- Genre: current affairs
- Written by: Norman Klenman (1956) Ron Krantz (1956-57)
- Presented by: Joe McCulley Rex Loring
- Country of origin: Canada
- Original language: English
- No. of seasons: 2

Production
- Executive producer: Sydney Newman
- Producer: Peter Macfarlane
- Running time: 30 minutes

Original release
- Network: CBC Television
- Release: 2 March 1956 – 21 June 1957

= Graphic (TV series) =

Graphic was a Canadian current affairs television series that aired on CBC Television between 1956 and 1957.

==Premise==
Joe McCulley hosted this journalistic series with announcer Rex Loring.

Initially, Graphic was promoted as a collection of "entertaining items of a real-life variety, on the premise that people are always interested in what the other fellow is doing." As the series developed, it featured interviews with notable Canadian personalities.

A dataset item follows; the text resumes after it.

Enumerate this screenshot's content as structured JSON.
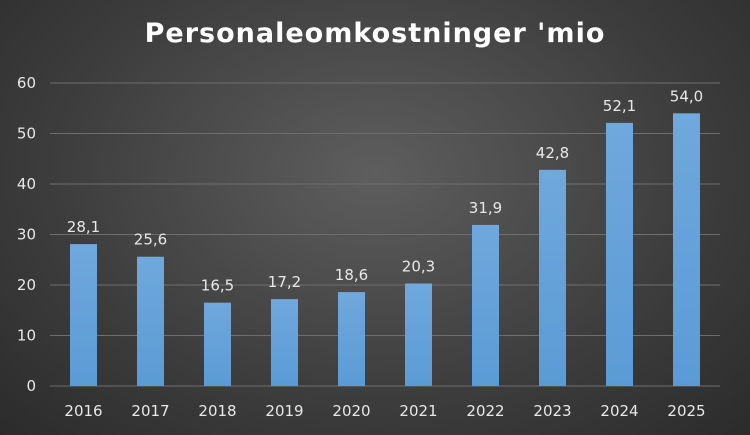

The first season was sponsored by the Ford Motor Company of Canada, which wanted the program to be titled Ford Graphic. However, the CBC rejected calls to include a sponsor name to its journalistic programmes. Ford remained a sponsor for the initial thirteen episodes.

==Production==
Each episode of Graphic cost approximately $20,000 and regularly featured camerawork outside CBC studios and often presented remote stories live. Peter Macfarlane produced the series with Bill Bolt as supervising producer, Donal Wilson as coordinating producer and Norman DePoe as editorial supervisor.

==Scheduling==
The half-hour series was broadcast Fridays at 9:00 p.m. for two seasons starting 2 March 1956 and ending 21 June 1957, with a break between June and October 1956.